Featured Posts
Latest Posts
Johan Peltenburg
Joost Hoozemans
Matthijs Brobbel
Dhruv Vats
This post is the second post in a series covering the Theseus Query Profiler. For an introduction, we invite you to look at the back-end of the Query Profiler introduced in the previous blog post. This post will cover the profiler’s internals.
Profiling a distributed query engine on heterogeneous hardware is incredibly difficult with existing tools. Even on a single node, CPU profilers like Linux perf, Intel VTune, and AMD μProf and GPU profilers such as NVIDIA Nsight Systems, AMD ROCm Systems Profiler, or Intel Advisor provide insight in isolation, making sure that the code that moves from A -> B performantly during the early phases of development. However, when you want to see how that code operates inside a complex distributed parallel system, then the Theseus Query Profiler is the right tool for the job. Theseus exposes its outer layers via OpenTelemetry to trace everything from a client SQL request down to distributed components like Arrow Flight.
Our engineering teams frequently hit hurdles when chasing down performance metrics. There is a gap between how engineers think and talk about code performance and what is offered by these tools. Before we built the query profiler several years ago, a typical conversation could have gone something along the lines of this made-up example:
Engineer A: “How much throughput did <important high-level software abstraction> achieve during time span X on behalf of operator Y?”
Engineer B: “I’m not sure, let me check the logs.”
Engineer B (several minutes later): “Oh, there were some changes yesterday, my script to analyze this doesn’t work anymore, I’ll fix it later today.”
Engineer A: “Could we run it again with <insert statistical profiling tool>?”
Engineer B: “Yes, but we wouldn’t be able to see why <insert our high-level software abstraction> started doing this, we’ll only be able to see samples of <insert some low-level library doing the underlying work> running on the async executor. We can’t immediately see which operator pushed the task into the queue.”
Engineer A: “Don’t we trace this with OTel?”
Engineer B: “We’ve instrumented it, but the tracer is off by default. If we enable it, the visualization tool can’t deal with the volume for this scale factor; it just hangs.”

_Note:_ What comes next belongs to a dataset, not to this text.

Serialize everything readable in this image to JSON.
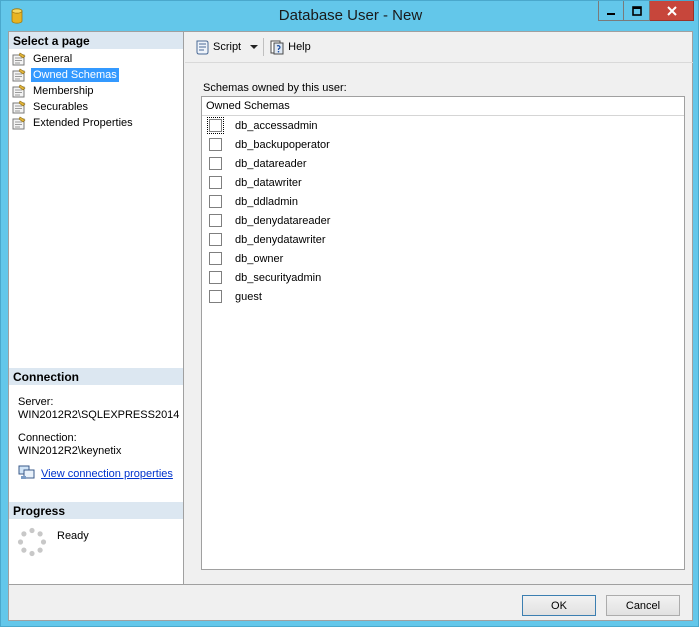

Engineer A: “What about the GPU device memory utilization of <important high-level software abstraction>?”
Engineer B: “Good idea, but we’d need to trace that with a different tool.”
To replace speculation and script-breaking delays with data-driven, actionable insights, our criteria for the new profiling system include:
We still reach for perf, VTune, Nsight, OpenTelemetry, etc., when they fit the bill. Our engineering teams talk a lot about the performance of our query engine in Voltron Data. If you listen in on these conversations with the tools described above in mind, you will notice there is a certain gap between how engineers think and talk about code performance and what is offered by these tools.
When statistical profilers sample the call stack of a code base that is changing quickly, it becomes very hard to maintain automated analysis tooling that ingest stack traces and translates them into actionable insights. Tracing why something happens rather than when and how often is also hard due to the highly asynchronous nature of our engine. Sampling-based profiling may skip over a certain state that is needed to produce a complete picture (e.g. the total number of bytes processed by a certain operation that is data-dependent). There would also be many samples that we simply don’t care about, increasing the time required to analyze and the cost of storing the profiling data. Furthermore, these types of profiling tools are typically focused on computationally intensive tasks, and they’re also good at exposing control-flow bottlenecks, but they don’t provide great insight into systems running data-intensive workloads on accelerators. For these workloads, it is not only important to observe the state of our memory and I/O resources, but we also need to be able to relate why these resources are in that state in order to improve the algorithms that utilize them. We need to know how and why the data moved across the system, as many bottlenecks are due to unnecessary data movement.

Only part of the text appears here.